OpenAI may have to wipe ChatGPT and start over
OpenAI, the company behind the popular generative AI tool ChatGPT, could be forced to wipe its chatbot and start over completely, according to a new report from NPR (via Ars Technica). The wipe may come as part of a potential lawsuit which could also see OpenAI fined up to $150,000 for each piece of copyrighted material used to train the language model.
ChatGPT has made quite a stir over the past several months, especially as users have found various ways to use the generative AI tool. One of our own, Chris Smith, has even used ChatGPT to train for a half-marathon, and we’re even seeing it used to create AI-generated reviews now, too. But the success of the language model behind the generative AI could have come at a very steep cost.
See, language models like GPT-3.5 and GPT-4 – which make ChatGPT’s generative AI work – are trained using third-party data. And OpenAI has even created a web-scraping bot that can pull information from websites to train the GPT model. The problem here, though, is that OpenAI isn’t just relying on freely available and non-copyrighted material. It’s also using copyrighted material to train its AI models, and it’s been doing so without permission.

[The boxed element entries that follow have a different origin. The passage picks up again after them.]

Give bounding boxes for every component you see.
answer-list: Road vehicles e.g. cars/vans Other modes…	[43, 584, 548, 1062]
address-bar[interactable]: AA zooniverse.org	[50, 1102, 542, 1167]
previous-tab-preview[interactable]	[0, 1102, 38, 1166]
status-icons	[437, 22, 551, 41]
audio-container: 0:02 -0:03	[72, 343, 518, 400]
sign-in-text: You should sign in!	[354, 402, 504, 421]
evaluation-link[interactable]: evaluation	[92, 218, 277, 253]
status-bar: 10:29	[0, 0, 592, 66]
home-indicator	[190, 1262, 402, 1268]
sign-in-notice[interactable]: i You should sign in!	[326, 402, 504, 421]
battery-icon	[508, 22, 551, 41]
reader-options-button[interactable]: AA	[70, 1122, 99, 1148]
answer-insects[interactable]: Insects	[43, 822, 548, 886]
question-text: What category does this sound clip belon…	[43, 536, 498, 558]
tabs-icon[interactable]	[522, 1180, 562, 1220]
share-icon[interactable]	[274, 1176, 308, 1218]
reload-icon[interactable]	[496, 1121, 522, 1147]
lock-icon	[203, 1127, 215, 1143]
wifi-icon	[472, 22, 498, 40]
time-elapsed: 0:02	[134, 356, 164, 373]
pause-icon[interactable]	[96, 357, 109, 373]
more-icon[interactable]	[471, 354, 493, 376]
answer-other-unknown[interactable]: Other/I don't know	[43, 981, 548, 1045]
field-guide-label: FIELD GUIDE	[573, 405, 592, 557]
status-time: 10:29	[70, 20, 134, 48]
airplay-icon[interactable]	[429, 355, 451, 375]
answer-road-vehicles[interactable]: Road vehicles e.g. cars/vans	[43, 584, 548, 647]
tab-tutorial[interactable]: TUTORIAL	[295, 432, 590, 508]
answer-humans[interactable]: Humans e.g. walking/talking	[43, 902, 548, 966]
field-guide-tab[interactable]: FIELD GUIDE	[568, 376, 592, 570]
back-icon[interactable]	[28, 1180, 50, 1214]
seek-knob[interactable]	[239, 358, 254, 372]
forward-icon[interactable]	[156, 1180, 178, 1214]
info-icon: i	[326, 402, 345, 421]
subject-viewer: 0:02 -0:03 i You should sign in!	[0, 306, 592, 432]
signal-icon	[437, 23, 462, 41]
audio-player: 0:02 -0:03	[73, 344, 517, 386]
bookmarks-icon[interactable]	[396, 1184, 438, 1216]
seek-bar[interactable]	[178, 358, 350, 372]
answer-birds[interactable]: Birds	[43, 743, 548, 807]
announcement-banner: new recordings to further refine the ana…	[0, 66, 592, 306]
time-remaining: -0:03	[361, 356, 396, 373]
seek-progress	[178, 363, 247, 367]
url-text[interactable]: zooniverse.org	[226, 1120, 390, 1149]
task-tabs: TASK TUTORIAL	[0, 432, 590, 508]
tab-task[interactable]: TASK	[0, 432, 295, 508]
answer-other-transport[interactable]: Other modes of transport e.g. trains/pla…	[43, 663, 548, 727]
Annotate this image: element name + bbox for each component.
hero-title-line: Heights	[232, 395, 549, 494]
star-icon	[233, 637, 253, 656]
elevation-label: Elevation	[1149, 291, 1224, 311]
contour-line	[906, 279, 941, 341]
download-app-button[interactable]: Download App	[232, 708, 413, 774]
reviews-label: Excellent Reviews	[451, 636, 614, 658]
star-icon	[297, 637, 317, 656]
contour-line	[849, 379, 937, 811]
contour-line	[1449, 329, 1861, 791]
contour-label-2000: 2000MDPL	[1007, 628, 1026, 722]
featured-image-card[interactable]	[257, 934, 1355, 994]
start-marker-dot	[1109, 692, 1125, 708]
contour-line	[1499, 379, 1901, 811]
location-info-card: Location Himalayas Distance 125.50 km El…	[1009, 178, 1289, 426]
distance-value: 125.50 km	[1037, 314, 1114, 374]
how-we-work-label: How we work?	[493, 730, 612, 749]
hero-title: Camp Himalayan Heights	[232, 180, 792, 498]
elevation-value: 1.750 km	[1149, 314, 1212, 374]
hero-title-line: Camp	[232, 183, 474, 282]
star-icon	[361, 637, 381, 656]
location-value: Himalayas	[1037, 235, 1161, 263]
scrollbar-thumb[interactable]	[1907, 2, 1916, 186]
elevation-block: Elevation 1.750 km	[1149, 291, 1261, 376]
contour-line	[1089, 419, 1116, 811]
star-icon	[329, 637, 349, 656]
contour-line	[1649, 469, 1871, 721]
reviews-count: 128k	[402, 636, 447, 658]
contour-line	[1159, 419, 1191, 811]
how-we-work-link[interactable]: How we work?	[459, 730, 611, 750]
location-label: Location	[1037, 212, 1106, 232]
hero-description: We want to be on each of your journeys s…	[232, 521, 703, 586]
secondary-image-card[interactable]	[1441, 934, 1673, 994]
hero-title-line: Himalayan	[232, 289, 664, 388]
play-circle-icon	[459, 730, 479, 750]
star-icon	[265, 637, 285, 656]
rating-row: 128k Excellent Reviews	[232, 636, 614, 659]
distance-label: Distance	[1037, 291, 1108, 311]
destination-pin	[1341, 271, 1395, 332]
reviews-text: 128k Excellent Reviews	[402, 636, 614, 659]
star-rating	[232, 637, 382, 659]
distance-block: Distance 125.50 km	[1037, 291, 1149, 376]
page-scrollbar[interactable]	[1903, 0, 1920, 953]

According to a new report from Ars Technica’s Ashley Belanger, the New York Times is currently discussing suing OpenAI after updating its terms of service to prohibit AI from scraping its articles and images to train language models. The exact nature of what this particular type of playsuit might bring upon OpenAI is unclear, but experts told Ars that it could see OpenAI paying up to $150,000 per infringing piece of content.
Further, the lawsuit could force OpenAI to wipe ChatGPT and completely start over in training its language model, something that would essentially cripple all of the work the company has done on the model so far. This isn’t the first time we’ve seen OpenAI under fire with lawsuits. Well-known authors like Sarah Silverman have banded together to sue the company for similar concerns, all seeking to protect the copyright of the material they created.
It’s a really messy situation. If OpenAI is sued by the New York Times, it could lead to other companies and websites trying to make similar moves to protect their work. It’s also possible, as NPR notes, that NYT and OpenAI could come to some sort of licensing agreement, allowing the company to pay NYT for access to its content, which would then legally be available to train its GPT model.
Whether or not the Times follows with its lawsuit or OpenAI has to wipe ChatGPT remains to be seen. However, it continues to drive the criticism that these language models have always seemed to rely heavily on the work others have already put in, which is one reason so many people have problems with them.